League of Legends 15-Minute Comeback Analysis
Course: DSC80: Practice of Data Science (Summer 2025)
Links: Interactive Website | GitHub Repository
📌 Project Overview
In competitive esports, early-game deficits often dictate the final outcome. This project performs an end-to-end data science lifecycle analysis on 150,588 professional League of Legends matches from the 2022 season. The core objective was to determine which player role (Top, Jungle, Mid, Bot, Support) is the most “forgiving”—meaning it sustains the highest team comeback probability when trailing in gold at the 15-minute mark.

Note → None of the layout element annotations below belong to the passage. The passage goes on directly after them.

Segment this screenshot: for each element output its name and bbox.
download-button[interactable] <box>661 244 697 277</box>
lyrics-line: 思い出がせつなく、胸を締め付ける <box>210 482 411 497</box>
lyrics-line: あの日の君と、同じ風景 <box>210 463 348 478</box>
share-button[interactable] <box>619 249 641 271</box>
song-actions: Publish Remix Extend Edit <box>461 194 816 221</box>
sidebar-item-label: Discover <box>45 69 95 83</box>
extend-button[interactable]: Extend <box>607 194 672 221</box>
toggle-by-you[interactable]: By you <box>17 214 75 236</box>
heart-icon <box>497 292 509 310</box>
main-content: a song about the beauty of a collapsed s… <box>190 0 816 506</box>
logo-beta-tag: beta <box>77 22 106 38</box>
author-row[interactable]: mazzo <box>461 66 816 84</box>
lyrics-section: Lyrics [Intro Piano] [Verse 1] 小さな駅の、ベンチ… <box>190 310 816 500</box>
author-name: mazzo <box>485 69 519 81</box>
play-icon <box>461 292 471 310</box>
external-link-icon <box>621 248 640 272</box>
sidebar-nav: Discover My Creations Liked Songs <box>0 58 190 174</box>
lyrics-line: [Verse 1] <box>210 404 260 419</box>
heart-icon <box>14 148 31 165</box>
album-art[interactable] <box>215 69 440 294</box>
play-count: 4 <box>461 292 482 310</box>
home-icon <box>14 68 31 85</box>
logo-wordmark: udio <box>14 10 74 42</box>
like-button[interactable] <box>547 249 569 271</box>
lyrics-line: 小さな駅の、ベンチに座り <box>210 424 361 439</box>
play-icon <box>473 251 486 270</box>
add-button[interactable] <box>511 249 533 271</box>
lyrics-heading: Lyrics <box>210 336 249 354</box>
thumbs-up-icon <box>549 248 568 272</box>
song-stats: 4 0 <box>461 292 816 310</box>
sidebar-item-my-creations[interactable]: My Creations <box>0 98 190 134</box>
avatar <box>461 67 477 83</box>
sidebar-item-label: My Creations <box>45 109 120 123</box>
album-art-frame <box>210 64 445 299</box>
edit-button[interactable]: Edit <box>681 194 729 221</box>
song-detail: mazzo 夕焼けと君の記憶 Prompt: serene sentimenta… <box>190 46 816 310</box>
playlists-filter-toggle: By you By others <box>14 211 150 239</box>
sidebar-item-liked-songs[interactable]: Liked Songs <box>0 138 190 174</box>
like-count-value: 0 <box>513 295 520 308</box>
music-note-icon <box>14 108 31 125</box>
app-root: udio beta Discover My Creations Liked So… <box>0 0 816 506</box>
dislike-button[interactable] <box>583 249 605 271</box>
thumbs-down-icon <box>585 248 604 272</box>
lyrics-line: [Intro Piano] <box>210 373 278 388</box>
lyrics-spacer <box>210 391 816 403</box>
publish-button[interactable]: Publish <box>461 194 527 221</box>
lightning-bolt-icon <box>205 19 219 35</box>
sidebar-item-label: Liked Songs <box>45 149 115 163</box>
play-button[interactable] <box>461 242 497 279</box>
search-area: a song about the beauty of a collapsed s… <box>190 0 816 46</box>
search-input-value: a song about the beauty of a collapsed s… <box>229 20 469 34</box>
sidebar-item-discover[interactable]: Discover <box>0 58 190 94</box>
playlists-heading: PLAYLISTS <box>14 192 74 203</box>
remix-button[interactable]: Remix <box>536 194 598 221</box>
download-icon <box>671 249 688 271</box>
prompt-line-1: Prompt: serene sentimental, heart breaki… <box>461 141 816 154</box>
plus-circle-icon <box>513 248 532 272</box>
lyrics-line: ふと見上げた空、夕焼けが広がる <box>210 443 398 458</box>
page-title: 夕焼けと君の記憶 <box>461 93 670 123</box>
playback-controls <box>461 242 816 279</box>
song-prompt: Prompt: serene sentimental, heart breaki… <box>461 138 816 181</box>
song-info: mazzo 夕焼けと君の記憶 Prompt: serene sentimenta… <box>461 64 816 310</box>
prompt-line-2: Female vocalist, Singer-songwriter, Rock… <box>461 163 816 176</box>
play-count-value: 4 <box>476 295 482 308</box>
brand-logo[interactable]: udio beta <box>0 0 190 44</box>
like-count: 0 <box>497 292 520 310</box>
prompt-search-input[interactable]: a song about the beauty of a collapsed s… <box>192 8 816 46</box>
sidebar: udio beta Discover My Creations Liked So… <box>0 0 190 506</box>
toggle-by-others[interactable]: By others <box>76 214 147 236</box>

🛠️ Data Pipeline & Exploratory Analysis
Handling a large-scale dataset (150,588 rows, 164 features) required rigorous data cleaning and validation:
- Data Processing: Filtered for valid games (length ≥ 900s) and focused on player-level granularity to isolate role-specific performance metrics (
golddiffat15, csdiffat15). - Missingness Mechanism Analysis: Discovered systematic missing data in the 15-minute timeline statistics. Conducted Total Variation Distance (TVD) permutation tests to evaluate missingness across different professional leagues and map sides. Successfully identified and handled Missing at Random (MAR) scenarios to ensure the dataset’s integrity before modeling.
📊 Statistical Inference & Hypothesis Testing
To rigorously answer which role is most forgiving, I designed a controlled statistical framework:
- Stratified Permutation Test: Formulated a null hypothesis that the Support (SUP) role and non-SUP roles share the same comeback rate. To avoid confounding variables, the test was stratified across different deficit severity bins (mild to severe) and weighted by bin sizes.
- Findings: With 1,000 permutations, the test yielded a p-value ≈ 0.001, statistically validating that the Support role is the most resilient when behind at 15:00. In contrast, the Bottom (BOT) role was found to be the most fragile, while Top lane showed unique resilience strictly in severe deficit scenarios.
🤖 Predictive Modeling & Fairness Evaluation
Transitioned from inference to prediction by framing a Machine Learning classification task to forecast the final game outcome (win=1) purely from a 15-minute snapshot:
- Baseline & Final Model: Trained and evaluated multiple models, ultimately selecting a Logistic Regression model utilizing 15-minute gold and CS differences. The model achieved a robust ROC AUC of ~0.73 on the test set. This approach was favored as it outperformed more complex baselines while maintaining high feature interpretability.
- Model Fairness Check: Conducted fairness evaluations to ensure the model did not suffer from geographical or starting-side bias. Executed a label permutation test on group tags (Blue vs. Red side), resulting in AUC(Blue)=0.626 and AUC(Red)=0.628. The resulting p-value of 0.933 confirmed no evidence of side bias, proving the model’s reliability across different game environments.
💡 Key Takeaways
This project showcases a balanced application of the data science lifecycle: from handling complex missing data mechanisms and conducting rigorous statistical hypothesis testing, to building interpretable machine learning models and validating algorithmic fairness.